El cineasta, el médico… Correspondía al perfil de los asesinatos de El Cairo, y también al de Claude Poignet. Luc Szpilman había hablado de un hombre de unos treinta años, así que de ninguna manera podría tratarse de Lacombe, quien en la actualidad sería ya anciano. ¿Quién podía ser, entonces? ¿Alguien obsesionado por su obra? ¿Un heredero de su locura?
– … Pero todo queda ya muy lejos, demasiado lejos como para que pueda contarles más cosas. Eso sucedió hace medio siglo, y todo cuanto sucedió allá está fragmentado en mi cabeza. Ahora que sabemos las desgracias causadas por esa mierda del LSD, me digo que tengo suerte de seguir viva.

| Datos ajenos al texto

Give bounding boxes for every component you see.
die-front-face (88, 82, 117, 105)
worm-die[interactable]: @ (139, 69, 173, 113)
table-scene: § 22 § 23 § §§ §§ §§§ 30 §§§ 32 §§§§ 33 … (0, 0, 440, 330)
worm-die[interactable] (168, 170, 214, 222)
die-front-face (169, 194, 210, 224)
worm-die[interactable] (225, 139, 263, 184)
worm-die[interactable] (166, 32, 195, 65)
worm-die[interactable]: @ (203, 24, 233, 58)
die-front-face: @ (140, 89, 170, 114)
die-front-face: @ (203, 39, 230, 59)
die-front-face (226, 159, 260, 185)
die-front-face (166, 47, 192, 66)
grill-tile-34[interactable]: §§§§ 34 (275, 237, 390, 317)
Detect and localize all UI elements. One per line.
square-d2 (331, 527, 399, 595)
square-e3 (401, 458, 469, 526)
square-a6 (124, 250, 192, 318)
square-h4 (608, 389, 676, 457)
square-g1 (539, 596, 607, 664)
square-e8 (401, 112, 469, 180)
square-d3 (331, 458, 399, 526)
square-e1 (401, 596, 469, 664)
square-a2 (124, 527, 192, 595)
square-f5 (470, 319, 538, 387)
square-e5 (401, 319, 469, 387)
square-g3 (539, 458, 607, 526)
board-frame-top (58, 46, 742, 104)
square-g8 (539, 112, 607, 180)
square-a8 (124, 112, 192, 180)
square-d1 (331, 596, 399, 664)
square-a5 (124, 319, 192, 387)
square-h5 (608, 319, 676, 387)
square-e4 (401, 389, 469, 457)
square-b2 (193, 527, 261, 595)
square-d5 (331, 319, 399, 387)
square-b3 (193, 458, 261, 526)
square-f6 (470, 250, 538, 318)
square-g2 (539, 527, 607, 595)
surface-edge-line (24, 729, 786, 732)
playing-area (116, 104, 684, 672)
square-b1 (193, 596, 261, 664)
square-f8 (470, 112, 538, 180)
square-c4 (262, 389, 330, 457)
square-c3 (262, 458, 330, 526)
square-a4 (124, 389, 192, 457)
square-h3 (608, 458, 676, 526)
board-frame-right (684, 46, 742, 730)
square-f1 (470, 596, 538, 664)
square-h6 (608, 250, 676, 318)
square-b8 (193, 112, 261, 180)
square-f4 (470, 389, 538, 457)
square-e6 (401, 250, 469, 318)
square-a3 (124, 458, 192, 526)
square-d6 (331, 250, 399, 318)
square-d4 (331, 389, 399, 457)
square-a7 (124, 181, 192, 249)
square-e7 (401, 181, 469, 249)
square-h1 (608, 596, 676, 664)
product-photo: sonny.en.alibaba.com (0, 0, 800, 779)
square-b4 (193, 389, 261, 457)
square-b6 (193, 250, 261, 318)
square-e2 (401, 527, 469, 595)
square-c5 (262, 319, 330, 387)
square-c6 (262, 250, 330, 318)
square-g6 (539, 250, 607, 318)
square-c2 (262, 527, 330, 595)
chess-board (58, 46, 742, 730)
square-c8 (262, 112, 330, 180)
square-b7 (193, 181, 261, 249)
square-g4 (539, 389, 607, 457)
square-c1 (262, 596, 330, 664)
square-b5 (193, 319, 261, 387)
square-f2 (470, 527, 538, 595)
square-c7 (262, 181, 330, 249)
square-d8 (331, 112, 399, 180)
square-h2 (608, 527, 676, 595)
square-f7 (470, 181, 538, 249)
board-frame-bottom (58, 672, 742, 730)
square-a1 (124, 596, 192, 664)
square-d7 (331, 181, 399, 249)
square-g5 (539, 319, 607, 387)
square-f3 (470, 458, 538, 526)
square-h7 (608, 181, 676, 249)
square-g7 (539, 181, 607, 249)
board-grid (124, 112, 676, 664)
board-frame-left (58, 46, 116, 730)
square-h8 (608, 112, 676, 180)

Sharko vació su copa de champagne y se puso en pie.
– Le agradeceríamos que viera la película íntegramente, por si recordara algún detalle.
Asintió débilmente. Los policías percibían que estaba conmocionada.
– ¿Qué ha hecho Jacques para que, cincuenta años después, se interesen por él?
– Aún no lo sabemos, desgraciadamente, pero estamos investigando esta extraña película.
Una vez visto el film, Judith exhaló un largo suspiro. Encendió un cigarrillo largo con boquilla y expiró una voluta de humo.
– Es su estilo, la manera de filmar, la obsesión por los sentidos, el juego de máscaras, la luz y ese ambiente putrefacto. Traten de ver sus cortometrajes, las crash movies, y lo entenderán.
– Lo haremos. ¿Este film no le sugiere nada más? Los decorados, los rostros de las niñas…
– No, no, lo siento.
Parecía sincera. Sharko extrajo una tarjeta en blanco de su cartera y anotó en ella su nombre y su número de teléfono.
– Por si recuerda algún otro detalle.
Lucie también le entregó su tarjeta.
– No dude en ponerse en contacto con nosotros.
– ¿Jacques está vivo?
Sharko le respondió de inmediato.
– Averiguarlo y dar con él es nuestra prioridad.